Libreville, 23 janvier 2026
Gabon : le PDG met en garde contre la détention de leaders syndicaux
La crise qui secoue le secteur de l’Éducation nationale, née des revendications liées à la régularisation des situations administratives et au paiement des droits dus aux enseignants, continue d’alimenter le débat public. Dans ce contexte social sensible, le Parti démocratique gabonais (PDG) est sorti de sa réserve.
Dans un communiqué rendu public le 22 janvier 2026, le parti de masse, dont est issue la ministre d’État, ministre de l’Éducation nationale, Camélia Ntoutoume-Leclercq, a salué les efforts engagés par le gouvernement en vue d’une sortie progressive de crise. Toutefois, le PDG a exprimé de vives préoccupations quant à la détention des leaders syndicaux Marcel Libama et Simon Ndong Edzo, estimant que cette situation pourrait compromettre le climat d’apaisement social recherché.
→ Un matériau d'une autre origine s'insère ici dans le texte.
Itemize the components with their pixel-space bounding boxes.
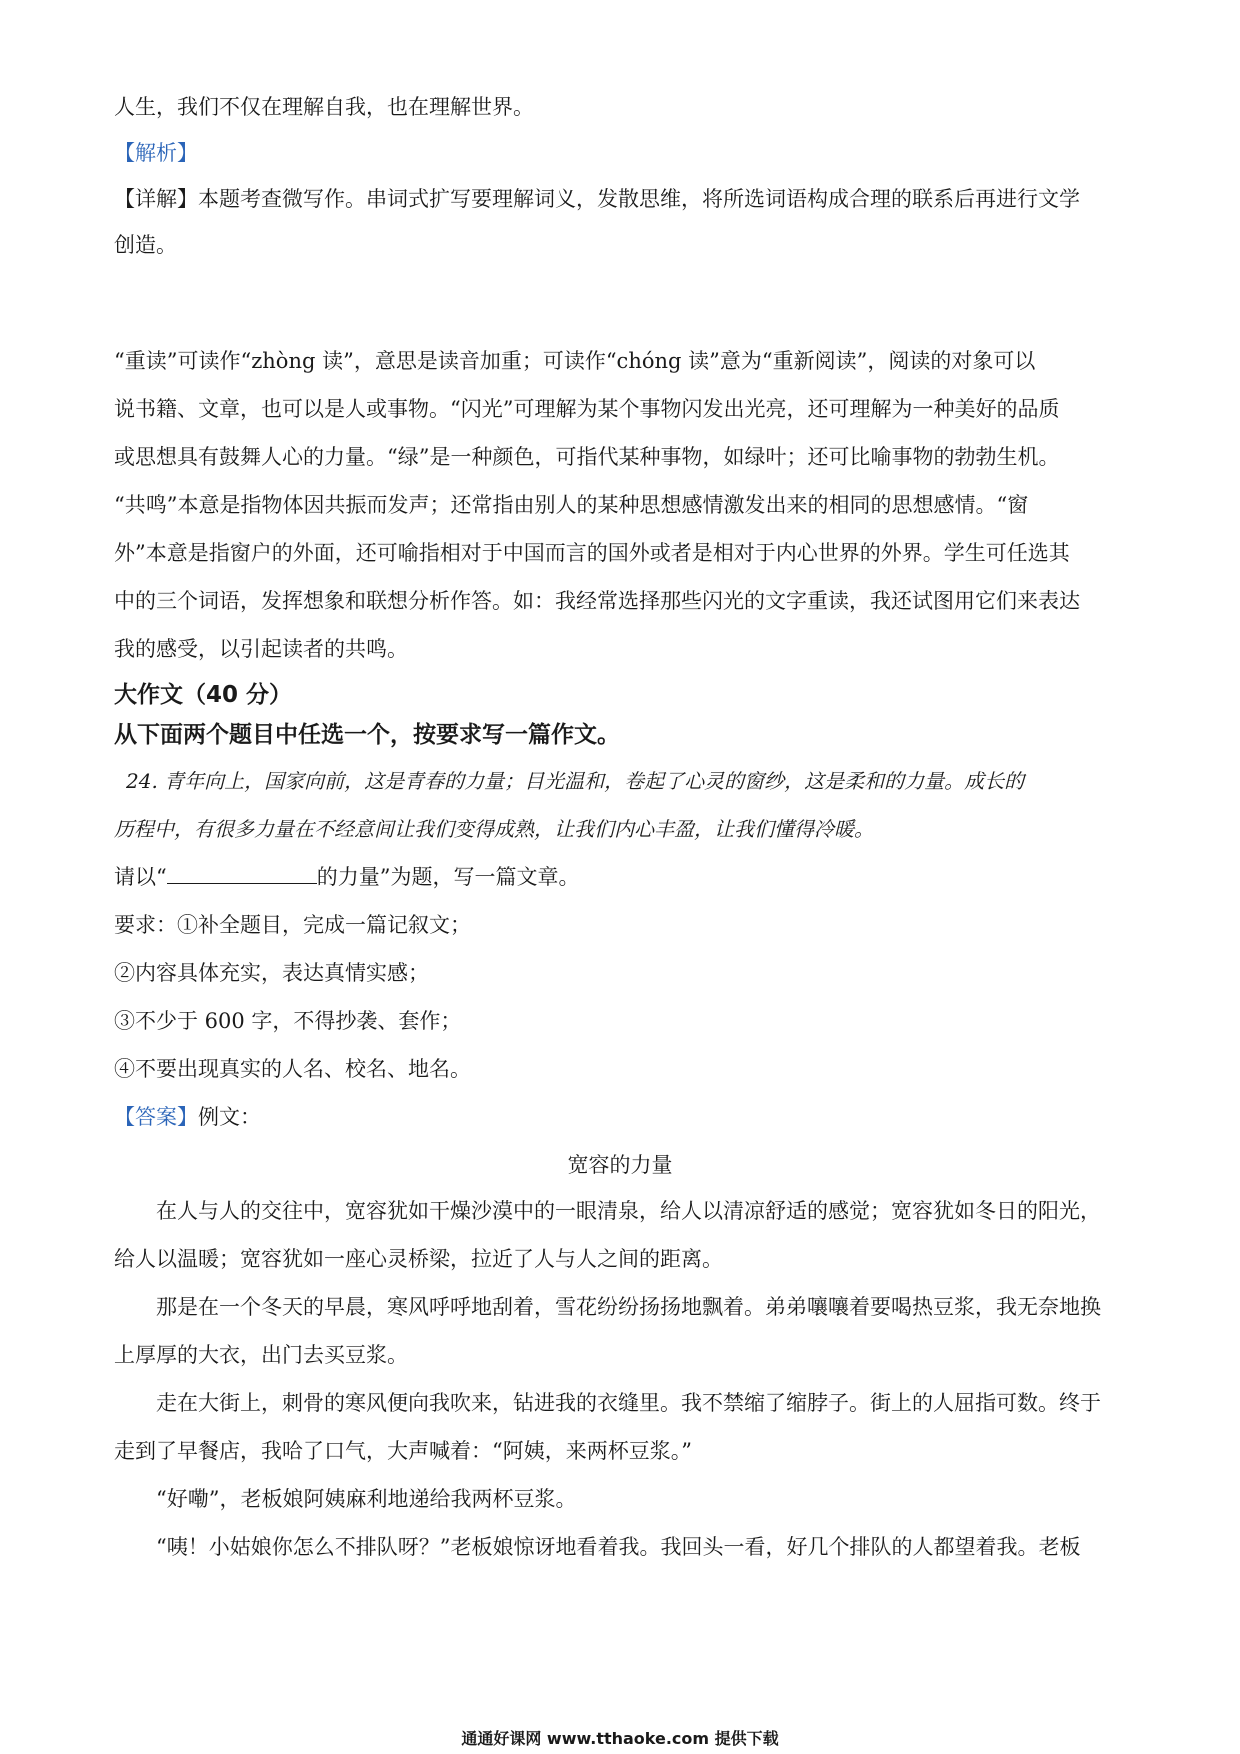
essay-section-heading: 大作文（40 分） xyxy=(114,682,293,708)
question-line: 历程中，有很多力量在不经意间让我们变得成熟，让我们内心丰盈，让我们懂得冷暖。 xyxy=(114,817,874,841)
detail-line: 创造。 xyxy=(114,233,177,257)
essay-paragraph-line: 走到了早餐店，我哈了口气，大声喊着：“阿姨，来两杯豆浆。” xyxy=(114,1439,692,1463)
analysis-tag: 【解析】 xyxy=(114,141,198,165)
essay-paragraph-line: 走在大街上，刺骨的寒风便向我吹来，钻进我的衣缝里。我不禁缩了缩脖子。街上的人屈指可数。终于 xyxy=(156,1391,1101,1415)
analysis-continued-line: 人生，我们不仅在理解自我，也在理解世界。 xyxy=(114,95,534,119)
explanation-line: 或思想具有鼓舞人心的力量。“绿”是一种颜色，可指代某种事物，如绿叶；还可比喻事物的勃勃生机。 xyxy=(114,445,1060,469)
essay-paragraph-line: “好嘞”，老板娘阿姨麻利地递给我两杯豆浆。 xyxy=(156,1487,577,1511)
requirement-line: ②内容具体充实，表达真情实感； xyxy=(114,961,429,985)
essay-paragraph-line: 那是在一个冬天的早晨，寒风呼呼地刮着，雪花纷纷扬扬地飘着。弟弟嚷嚷着要喝热豆浆，我无奈地换 xyxy=(156,1295,1101,1319)
requirement-line: ③不少于 600 字，不得抄袭、套作； xyxy=(114,1009,462,1033)
title-prompt-prefix: 请以“ xyxy=(114,865,167,889)
essay-paragraph-line: 给人以温暖；宽容犹如一座心灵桥梁，拉近了人与人之间的距离。 xyxy=(114,1247,723,1271)
answer-line xyxy=(114,1102,1134,1132)
essay-paragraph-line: 在人与人的交往中，宽容犹如干燥沙漠中的一眼清泉，给人以清凉舒适的感觉；宽容犹如冬日的阳光， xyxy=(156,1199,1101,1223)
essay-instruction: 从下面两个题目中任选一个，按要求写一篇作文。 xyxy=(114,722,620,748)
requirement-line: ④不要出现真实的人名、校名、地名。 xyxy=(114,1057,471,1081)
explanation-line: 我的感受，以引起读者的共鸣。 xyxy=(114,637,408,661)
explanation-line: “共鸣”本意是指物体因共振而发声；还常指由别人的某种思想感情激发出来的相同的思想感情。“窗 xyxy=(114,493,1029,517)
question-line: 24. 青年向上，国家向前，这是青春的力量；目光温和，卷起了心灵的窗纱，这是柔和的力量。成长的 xyxy=(126,769,1025,793)
explanation-line: 外”本意是指窗户的外面，还可喻指相对于中国而言的国外或者是相对于内心世界的外界。学生可任选其 xyxy=(114,541,1070,565)
explanation-line: 说书籍、文章，也可以是人或事物。“闪光”可理解为某个事物闪发出光亮，还可理解为一种美好的品质 xyxy=(114,397,1060,421)
requirement-line: 要求：①补全题目，完成一篇记叙文； xyxy=(114,913,471,937)
title-prompt xyxy=(114,862,1134,892)
sample-essay-title: 宽容的力量 xyxy=(567,1153,673,1177)
answer-label: 例文： xyxy=(198,1105,261,1129)
page-footer: 通通好课网 www.tthaoke.com 提供下载 xyxy=(461,1729,779,1748)
detail-line: 【详解】本题考查微写作。串词式扩写要理解词义，发散思维，将所选词语构成合理的联系后再进行文学 xyxy=(114,187,1080,211)
essay-paragraph-line: 上厚厚的大衣，出门去买豆浆。 xyxy=(114,1343,408,1367)
essay-paragraph-line: “咦！小姑娘你怎么不排队呀？”老板娘惊讶地看着我。我回头一看，好几个排队的人都望着我。老板 xyxy=(156,1535,1081,1559)
answer-tag: 【答案】 xyxy=(114,1105,198,1129)
explanation-line: 中的三个词语，发挥想象和联想分析作答。如：我经常选择那些闪光的文字重读，我还试图用它们来表达 xyxy=(114,589,1080,613)
explanation-line: “重读”可读作“zhòng 读”，意思是读音加重；可读作“chóng 读”意为“重新阅读”，阅读的对象可以 xyxy=(114,349,1036,373)
title-prompt-suffix: 的力量”为题，写一篇文章。 xyxy=(316,865,580,889)
title-blank xyxy=(167,863,317,884)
Par la voix de sa porte-parole, Frédérique Eyang Beyeme, le PDG reconnaît sans ambiguïté « le caractère légitime des revendications du corps enseignant », rappelant qu’elles s’inscrivent dans « un cadre juridique garantissant le droit fondamental de grève, conformément à l’article 23 alinéa 3 de la Constitution du 19 décembre 2024 ». Le parti souligne que les revendications, portant notamment sur la régularisation administrative et le paiement des rappels de soldes, traduisent une précarité réelle du secteur éducatif et appellent des réponses « durables, intégrales et définitives ».
La détention des leaders syndicaux, un signal jugé préoccupant
Tout en soutenant les initiatives gouvernementales déjà engagées — notamment la mise en place d’une commission tripartite Éducation–Fonction publique–Budget et la régularisation progressive de plus de 4 000 dossiers sur 6 574 — le PDG appelle à la retenue. « L’emprisonnement des leaders syndicaux n’est jamais de bon augure », avertit le communiqué, estimant que la judiciarisation du conflit pourrait fragiliser les avancées obtenues par le dialogue et la négociation.
Dans le même temps, le parti invite l’ensemble des acteurs à la responsabilité collective, encourageant une reprise effective des cours à la suite de la signature, le 20 janvier 2026, d’un protocole d’accord entre le gouvernement et les syndicats d’enseignants.
Fidèle à sa devise « dialogue, tolérance, paix », le PDG réaffirme que la crise actuelle ne saurait trouver une issue durable par la contrainte ou le boycott. Il appelle à privilégier l’intérêt supérieur de la nation, en protégeant la jeunesse et en garantissant la continuité du service public de l’éducation.